If you own a closely held business, sooner or later you must deal with succession planning problems. There is no way to do a succession plan right unless it is part of a comprehensive estate plan, which is a tax-saving strategy for every significant asset you own.
Your most valuable asset is often called “lifetime equity growth,” or LEG for short. LEG is your ability to earn income of all types for the rest of your life. The value of most of your assets will grow over time because of inflation or a simple increase in intrinsic worth. Plain logic tells you that LEG is crying out for a lifetime tax plan. Remember, you ain’t dead yet.
The estate tax can do no damage until you go to heaven. Now calculate how many years your LEG probably will increase your taxable wealth and your potential estate tax liability. That’s why you need a lifetime plan: to keep your LEG in the family, instead of losing it to the tax collector.
The following is an example of Joe, who consulted me about a succession plan problem. The solution ultimately blossomed into the three plans (succession, estate and lifetime) listed above. Here’s Joe’s story:
Joe owns 100 percent of Success Co. (an S corporation). Joe and his wife, Mary, have three children. Only one of the children, Sam, works in the business. Joe called me with a simple question: “What’s the best way to get Success Co. to Sam without getting beat up with taxes?”
It soon became clear that Joe had three main goals: Avoid tax on the transfer of Success Co. to Sam, treat the two non-business kids fairly and create an estate plan that would transfer his wealth to his family without being reduced by the estate tax when both Joe and Mary die.
The following is a brief description of the plans we created for Joe, which is really only one comprehensive plan.
The Succession Plan
The first thing we did was set up an intentionally defective trust (IDT), which will accomplish Joe’s goal of avoiding taxes when Success Co. is transferred to Sam. A professional business valuation expert valued Success Co. at $16 million, but because of discounts allowed by the tax law, Success Co. was sold to the IDT for $9.6 million (for tax purposes). Joe was able to keep control of Success Co. by retaining 100 shares of voting stock and selling 10,000 shares of non-voting stock to the IDT.
For each $1 million of the price, an IDT saves about $200,000 in taxes for the buyer and the seller combined (in this case, $1.92 million was saved in taxes).
As part of the succession plan, Joe wanted to make sure the non-business kids were treated equally to Sam.

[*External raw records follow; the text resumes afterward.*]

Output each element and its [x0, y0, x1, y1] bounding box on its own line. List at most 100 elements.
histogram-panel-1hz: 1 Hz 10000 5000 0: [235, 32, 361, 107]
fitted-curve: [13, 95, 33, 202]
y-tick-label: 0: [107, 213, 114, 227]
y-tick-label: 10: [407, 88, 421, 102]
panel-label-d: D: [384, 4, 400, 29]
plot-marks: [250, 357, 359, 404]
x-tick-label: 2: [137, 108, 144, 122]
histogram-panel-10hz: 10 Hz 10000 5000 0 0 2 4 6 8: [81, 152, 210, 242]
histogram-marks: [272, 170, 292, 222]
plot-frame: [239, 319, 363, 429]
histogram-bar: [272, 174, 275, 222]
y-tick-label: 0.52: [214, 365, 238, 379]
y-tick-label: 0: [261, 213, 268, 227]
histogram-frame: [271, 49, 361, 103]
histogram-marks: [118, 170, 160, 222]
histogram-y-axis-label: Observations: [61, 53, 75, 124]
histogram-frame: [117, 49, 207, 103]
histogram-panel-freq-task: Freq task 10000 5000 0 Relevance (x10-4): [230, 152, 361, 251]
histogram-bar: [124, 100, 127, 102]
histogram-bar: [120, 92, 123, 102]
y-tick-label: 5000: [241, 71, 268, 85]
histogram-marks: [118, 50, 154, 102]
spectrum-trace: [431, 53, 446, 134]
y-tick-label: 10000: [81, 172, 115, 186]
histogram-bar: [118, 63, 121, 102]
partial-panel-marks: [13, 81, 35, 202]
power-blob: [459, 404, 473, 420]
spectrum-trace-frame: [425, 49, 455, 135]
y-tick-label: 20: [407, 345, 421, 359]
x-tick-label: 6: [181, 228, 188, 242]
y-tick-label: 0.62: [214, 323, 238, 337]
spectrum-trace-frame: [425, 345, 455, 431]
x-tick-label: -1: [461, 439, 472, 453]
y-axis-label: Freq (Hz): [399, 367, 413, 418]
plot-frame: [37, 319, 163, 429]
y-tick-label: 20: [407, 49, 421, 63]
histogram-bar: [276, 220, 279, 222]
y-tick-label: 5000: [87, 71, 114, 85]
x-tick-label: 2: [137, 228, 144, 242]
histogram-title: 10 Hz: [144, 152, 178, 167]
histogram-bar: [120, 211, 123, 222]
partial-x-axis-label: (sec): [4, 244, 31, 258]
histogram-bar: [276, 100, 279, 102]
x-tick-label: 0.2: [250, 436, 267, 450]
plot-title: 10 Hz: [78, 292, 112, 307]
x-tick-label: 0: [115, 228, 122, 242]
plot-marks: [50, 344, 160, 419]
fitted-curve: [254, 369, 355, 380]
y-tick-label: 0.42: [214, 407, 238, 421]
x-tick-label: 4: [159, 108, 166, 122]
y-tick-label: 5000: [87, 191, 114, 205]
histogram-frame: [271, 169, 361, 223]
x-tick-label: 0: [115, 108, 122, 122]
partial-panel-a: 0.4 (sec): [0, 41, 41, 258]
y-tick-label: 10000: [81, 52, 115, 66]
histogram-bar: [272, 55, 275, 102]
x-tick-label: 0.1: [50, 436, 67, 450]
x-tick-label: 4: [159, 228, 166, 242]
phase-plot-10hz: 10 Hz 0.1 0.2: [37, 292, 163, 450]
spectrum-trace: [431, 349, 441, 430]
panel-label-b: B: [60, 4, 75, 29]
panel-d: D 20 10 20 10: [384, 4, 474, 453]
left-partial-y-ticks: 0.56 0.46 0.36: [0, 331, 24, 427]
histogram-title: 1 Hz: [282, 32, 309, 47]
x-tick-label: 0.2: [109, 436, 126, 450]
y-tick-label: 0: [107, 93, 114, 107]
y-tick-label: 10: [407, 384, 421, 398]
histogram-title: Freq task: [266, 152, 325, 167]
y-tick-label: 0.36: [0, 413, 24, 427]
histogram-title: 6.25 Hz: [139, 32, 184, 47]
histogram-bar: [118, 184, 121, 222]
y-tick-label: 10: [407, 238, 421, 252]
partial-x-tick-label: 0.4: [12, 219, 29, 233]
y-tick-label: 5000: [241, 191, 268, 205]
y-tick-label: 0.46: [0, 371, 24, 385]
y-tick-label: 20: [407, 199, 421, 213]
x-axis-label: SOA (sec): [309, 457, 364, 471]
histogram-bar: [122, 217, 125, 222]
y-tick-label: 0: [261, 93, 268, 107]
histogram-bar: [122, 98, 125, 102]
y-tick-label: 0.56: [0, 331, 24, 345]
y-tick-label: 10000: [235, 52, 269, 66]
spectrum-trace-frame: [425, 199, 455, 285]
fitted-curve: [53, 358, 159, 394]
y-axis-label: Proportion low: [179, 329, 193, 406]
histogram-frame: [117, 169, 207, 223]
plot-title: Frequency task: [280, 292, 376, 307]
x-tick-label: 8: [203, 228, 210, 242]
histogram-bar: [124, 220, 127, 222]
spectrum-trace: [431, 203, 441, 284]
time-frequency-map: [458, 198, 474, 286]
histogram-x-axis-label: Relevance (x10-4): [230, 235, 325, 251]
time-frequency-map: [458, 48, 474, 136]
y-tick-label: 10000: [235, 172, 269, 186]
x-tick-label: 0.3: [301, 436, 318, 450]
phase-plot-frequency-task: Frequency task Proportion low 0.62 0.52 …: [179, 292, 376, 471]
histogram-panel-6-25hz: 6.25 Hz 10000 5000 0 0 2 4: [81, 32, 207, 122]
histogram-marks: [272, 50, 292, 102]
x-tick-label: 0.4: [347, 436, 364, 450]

Here’s the killer that none of Joe’s professionals could solve: Success Co. is worth $16 million, but all of his other assets (two homes, 401(k) plan, stock portfolio, the real estate Success Co. rents and some other minor assets) total only about $6 million. For Sam, $16 million is too much, but the $6 million in other assets is not enough for Sam’s siblings. What to do?
The answer is simple: Make each of the three kids equal beneficiaries of the IDT. Instruct the trustee to keep the stock until the both Joe and Mary die. Then, the properly drawn buy/sell agreement kicks in. The IDT distributes the stock to the two non-business kids, and the stock is immediately redeemed (bought by Success Co.) using the life insurance proceeds that funded the buy/sell to pay for the stock.
We updated both Joe and Mary’s will and trust to make sure that all aspects of these new documents were compatible with the other plans.
The heart of any estate plan is always the lifetime plan. Typical estate planning documents are essential, but they do nothing until you die.
Sure, life insurance only pays after death, but buying life insurance is clearly a lifetime decision (typically when you and/or your spouse are young and healthy enough to make the premium cost acceptable).
The lifetime plan includes a wage continuation plan for Joe so he and Mary can maintain their lifestyle when he can no longer work. For the lifetime plan, we also used other tax-saving strategies: We created a family limited partnership for the income real estate and stock portfolio; created a qualified personal residence trust for the two residences; invested in a 401(k) plan to help pay some of the required insurance premiums; created a new management company to give special fringe benefits allowed by tax law to Joe and Sam; and we created a lifetime gifting program to the kids and grandkids to reduce the potential estate tax liability.
When all the plans were done, Joe was amazed at how quick and easy it was to accomplish every one of his goals.